Cooking skin-side down on the plank over a medium-high grill heat ensures even cooking and retains moisture, while the orange slices on top contribute additional citrus flavor and a visually appealing touch. The salmon emerges tender with a slightly caramelized exterior from the brown sugar and spice rub.
This preparation suits summertime grilling and can be served alongside grilled vegetables or a fresh salad for a complete meal. The careful marinating and plank-soaking steps are essential to achieve the characteristic flavor and moistness.
The recipe suggests soaking the cedar plank for at least four hours or overnight, maximizing smoke infusion. Using beer in the soaking liquid enhances aroma but can be substituted with water if preferred. To manage flare-ups, a spray bottle with water is recommended during grilling.
Ingredients
- 1.5 lb. salmon skin on, fillet
- orange navel, Cara Cara, whatever you like, zest and juice from 1 large
- ½ T. olive oil
- 1 T. brown sugar
- 1 tsp. chipotle chili powder
- ½ tsp. cumin
- kosher salt
- black pepper freshly ground
- 4 to 6 orange thin slices, from another large orange
also needed:
- wood grill plank
- 1 beer
- 2 water just use the emptied beer can to measure, cans
- water for any flare-ups, in spray bottle
Instructions
- At least 4 hours prior to grilling, place a cedar plank inside a large rimmed pan.
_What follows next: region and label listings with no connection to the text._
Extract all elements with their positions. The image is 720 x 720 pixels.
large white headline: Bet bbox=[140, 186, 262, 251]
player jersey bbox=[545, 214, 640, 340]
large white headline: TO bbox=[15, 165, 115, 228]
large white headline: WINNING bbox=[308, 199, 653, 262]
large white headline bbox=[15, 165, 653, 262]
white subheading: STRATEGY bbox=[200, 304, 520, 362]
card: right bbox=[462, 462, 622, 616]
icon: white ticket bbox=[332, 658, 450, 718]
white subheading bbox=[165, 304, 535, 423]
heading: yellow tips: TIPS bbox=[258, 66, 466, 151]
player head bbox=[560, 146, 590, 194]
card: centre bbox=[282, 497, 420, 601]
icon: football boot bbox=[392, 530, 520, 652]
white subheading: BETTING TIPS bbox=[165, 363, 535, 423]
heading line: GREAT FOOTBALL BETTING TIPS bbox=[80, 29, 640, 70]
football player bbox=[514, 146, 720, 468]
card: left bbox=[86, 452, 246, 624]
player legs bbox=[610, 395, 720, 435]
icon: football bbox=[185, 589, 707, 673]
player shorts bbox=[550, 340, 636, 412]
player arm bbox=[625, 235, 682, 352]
Pour in the beer, plus two beer cans of water to cover the plank. Add more water if needed. Place a couple heavy mugs on top of the plank to push the plank into the liquid. Let soak until ready to grill. If you don't want to use beer, just use all water. When possible, soak plank overnight.
- When preparing to grill, take salmon out of the refrigerator. In a small bowl, whisk together orange zest and juice, olive oil, brown sugar, chipotle powder, and cumin. Set aside.
- Drain liquid from pan with cedar plank, leaving the plank inside. Add salmon fillet, skin side down, to plank. Rub chipotle-orange mixture all over the top and sides of the salmon. Sprinkle with a bit of kosher salt and freshly ground black pepper. Top with fresh orange slices.
- Heat grill to medium-high, about 415° F. Place plank with salmon on grill grates and cook for about 25 to 30 minutes for a thicker piece of salmon. Salmon thickness will vary, so thinner fillets will take less time to cook. The salmon is done when the thickest part of the fillet is beautifully pink but no longer has a translucent appearance. It should flake a bit when prodded with a fork. Have a spray bottle of water handy for any flare-ups on the wood plank. The wood will smoke and smolder, and slowly start to char and burn, becoming more fragile and brittle at the end of the cooking process. Your goal is to keep the wood smoking, and not burning up. Just use the spray bottle to keep adding moisture to the exposed wood (don't directly spray the salmon). To remove the grill plank, use a large grill turner to get under the plank to lift it onto a rimmed pan. Serve the salmon right from the plank inside the pan for a fun and fuss-free presentation.
Notes
- Soak the cedar plank for at least 4 hours or overnight for best smoke flavor.
- You can substitute water for beer in the soaking liquid if desired.
- Use freshly grated orange zest and juice to maximize citrus flavor.
- Manage flare-ups during grilling using a water spray bottle.
- Cook salmon skin-side down on the plank to keep it moist and tender.
Nutrition Information
Show DetailsNutrition Facts
Serving: 6servings
Amount Per Serving
Calories 341 kcal
% Daily Value*
| Serving | 1 | |
| Calories | 341kcal | 17% |
| Carbohydrates | 16g | 5% |
| Protein | 26g | 52% |
| Fat | 15g | 23% |
| Saturated Fat | 3g | 15% |
| Polyunsaturated Fat | 11g | 65% |
| Cholesterol | 71mg | 24% |
| Sodium | 201mg | 8% |
| Fiber | 1g | 4% |
| Sugar | 9g | 18% |
* Percent Daily Values are based on a 2,000 calorie diet.